Такая странная особенность в любую эпоху возбудила бы внимание и толки. А если бы она осталась незамеченной в эпоху, к которой относится наш рассказ, так это было бы истинным чудом. Вскоре обратили внимание, что во всех подобных случаях улыбка Бон-Бона резко отличалась от добродушного смеха, которым он сопровождал собственные шутки или приветствовал знакомого. Пошли тревожные слухи; рассказывались истории опасных сделок, заключенных на скорую руку и оплаканных на досуге; приводились примеры необъяснимых побуждений, смутных желаний, противоестественных наклонностей, внушенных виновником всякого зла для каких-то своих собственных целей.

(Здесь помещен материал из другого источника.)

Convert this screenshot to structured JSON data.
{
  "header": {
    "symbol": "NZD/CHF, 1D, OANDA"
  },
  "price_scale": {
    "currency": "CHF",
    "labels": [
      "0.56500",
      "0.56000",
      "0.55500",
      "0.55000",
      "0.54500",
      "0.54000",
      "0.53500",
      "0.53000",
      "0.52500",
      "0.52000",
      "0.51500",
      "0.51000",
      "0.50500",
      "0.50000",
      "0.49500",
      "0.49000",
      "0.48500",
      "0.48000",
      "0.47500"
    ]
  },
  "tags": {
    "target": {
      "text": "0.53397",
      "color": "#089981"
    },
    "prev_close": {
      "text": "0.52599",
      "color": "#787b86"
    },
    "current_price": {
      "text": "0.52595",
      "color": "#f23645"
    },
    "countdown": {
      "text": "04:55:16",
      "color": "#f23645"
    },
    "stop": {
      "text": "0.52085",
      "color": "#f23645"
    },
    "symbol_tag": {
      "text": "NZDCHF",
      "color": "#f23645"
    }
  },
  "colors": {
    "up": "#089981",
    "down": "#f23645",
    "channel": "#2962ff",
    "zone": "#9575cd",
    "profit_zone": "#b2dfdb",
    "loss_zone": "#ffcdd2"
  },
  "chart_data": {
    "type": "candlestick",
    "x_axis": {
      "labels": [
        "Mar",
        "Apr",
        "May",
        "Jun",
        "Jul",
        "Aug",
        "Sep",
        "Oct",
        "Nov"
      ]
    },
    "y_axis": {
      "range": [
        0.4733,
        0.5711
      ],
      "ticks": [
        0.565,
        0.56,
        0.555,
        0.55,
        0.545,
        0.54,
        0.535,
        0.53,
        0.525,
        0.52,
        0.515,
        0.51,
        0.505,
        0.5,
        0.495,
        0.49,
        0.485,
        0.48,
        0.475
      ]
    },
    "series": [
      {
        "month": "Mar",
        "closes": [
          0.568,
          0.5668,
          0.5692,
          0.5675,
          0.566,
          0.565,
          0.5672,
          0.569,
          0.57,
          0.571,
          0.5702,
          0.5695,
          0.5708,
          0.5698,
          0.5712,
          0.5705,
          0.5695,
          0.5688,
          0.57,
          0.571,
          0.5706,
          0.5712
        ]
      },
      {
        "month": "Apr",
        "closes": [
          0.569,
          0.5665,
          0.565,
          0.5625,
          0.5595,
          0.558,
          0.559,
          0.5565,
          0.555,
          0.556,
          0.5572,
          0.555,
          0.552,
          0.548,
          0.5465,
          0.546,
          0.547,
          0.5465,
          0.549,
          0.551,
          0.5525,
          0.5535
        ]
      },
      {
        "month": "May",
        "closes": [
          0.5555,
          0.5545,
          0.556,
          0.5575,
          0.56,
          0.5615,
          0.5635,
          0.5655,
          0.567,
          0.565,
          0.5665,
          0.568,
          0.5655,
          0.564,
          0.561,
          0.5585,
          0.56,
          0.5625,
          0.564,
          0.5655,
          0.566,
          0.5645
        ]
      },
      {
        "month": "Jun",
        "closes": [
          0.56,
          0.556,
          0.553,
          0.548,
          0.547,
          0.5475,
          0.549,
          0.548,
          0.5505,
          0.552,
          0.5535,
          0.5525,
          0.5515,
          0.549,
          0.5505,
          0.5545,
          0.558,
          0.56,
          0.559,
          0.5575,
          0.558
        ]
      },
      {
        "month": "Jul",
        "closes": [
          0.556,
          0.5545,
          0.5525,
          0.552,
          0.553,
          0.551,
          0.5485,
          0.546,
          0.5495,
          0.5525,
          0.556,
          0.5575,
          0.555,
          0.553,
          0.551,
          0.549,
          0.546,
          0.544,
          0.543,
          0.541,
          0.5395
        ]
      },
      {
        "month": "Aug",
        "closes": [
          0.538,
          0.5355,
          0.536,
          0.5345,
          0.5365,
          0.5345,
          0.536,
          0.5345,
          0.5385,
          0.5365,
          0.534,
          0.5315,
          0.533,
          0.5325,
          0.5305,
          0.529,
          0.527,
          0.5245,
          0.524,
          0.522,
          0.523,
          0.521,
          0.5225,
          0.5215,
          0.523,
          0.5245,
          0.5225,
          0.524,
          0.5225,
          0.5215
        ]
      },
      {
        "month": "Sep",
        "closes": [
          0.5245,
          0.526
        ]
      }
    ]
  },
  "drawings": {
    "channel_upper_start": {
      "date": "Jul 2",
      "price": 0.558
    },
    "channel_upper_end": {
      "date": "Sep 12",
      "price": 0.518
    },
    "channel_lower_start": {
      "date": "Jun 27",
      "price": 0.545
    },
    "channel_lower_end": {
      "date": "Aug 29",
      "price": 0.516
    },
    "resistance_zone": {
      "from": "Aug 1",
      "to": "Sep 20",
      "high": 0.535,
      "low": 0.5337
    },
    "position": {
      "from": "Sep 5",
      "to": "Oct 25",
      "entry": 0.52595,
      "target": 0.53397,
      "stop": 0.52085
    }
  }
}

У нашего философа были и другие слабости, но вряд ли стоит разбирать их серьезно. Так, например, люди глубокого ума в большинстве случаев обнаруживают пристрастие к бутылке. Является ли это пристрастие причиной или доказательством глубины ума – вопрос тонкий. Бон-Бон, насколько мне известно, считал этот предмет недоступным детальному исследованию, – я с ним согласен. Но и отдавая дань этой истинно классической склонности, ресторатор не упускал из вида тонкого вкуса, отличавшего его эссе и его омлеты. Свой час был для бургундского, свое время для Côtes du Rhone[39]. В его глазах сотерн относился к медоку, как Катулл к Гомеру. Он придумывал силлогизм, прихлебывая сен-пере, разбирал доказательство за кло де вужо, топил теорию в потоке шамбертена. Хорошо было бы, если бы то же самое чувство меры сопутствовало его склонности к торговым сделкам, о которой я уже упоминал, но этого не было. Эта особенность философа Бон-Бона получила с течением времени характер преувеличенный и мистический и, по-видимому, не чуждый diablerie[40] его излюбленных германских авторов. Переступая порог маленького кафе в Cul-de-sac Лефебвр в Руане, в эпоху нашего рассказа, – вы входили в sanctum гениального человека. Бон-Бон был гениальный человек. Любой повар в Руане подтвердил бы вам, что Бон-Бон был гениальный человек. Даже его Кошка знала это и не позволяла себе играть с собственным хвостом в присутствии гениального человека. Его огромный водолаз тоже понимал значение этого факта и при виде Бон-Бона обнаруживал сознание собственного ничтожества почтительным поведением и смиренным опусканием хвоста. Может быть, впрочем, это почтение возбуждала сама наружность метафизика. Внушительная наружность действует и на животных; и я охотно соглашаюсь, что многие черты внешности ресторатора должны были действовать на воображение четвероногих. Есть особенное величие в наружности маленького гиганта, – если позволено будет употребить такое двусмысленное выражение, – величие, которого не могут сообщить одни крупные размеры тела. И хотя Бон-Бон был всего трех футов ростом, хотя головка у него была очень маленькая, зато при взгляде на его круглый живот вы испытывали впечатление великолепия, почти граничившего с возвышенным. При виде такого живота люди и собаки должны были испытывать крайнее уважение к совершенным познаниям Бон-Бона, а громадные размеры живота указывали на подходящее помещение для его бессмертной души.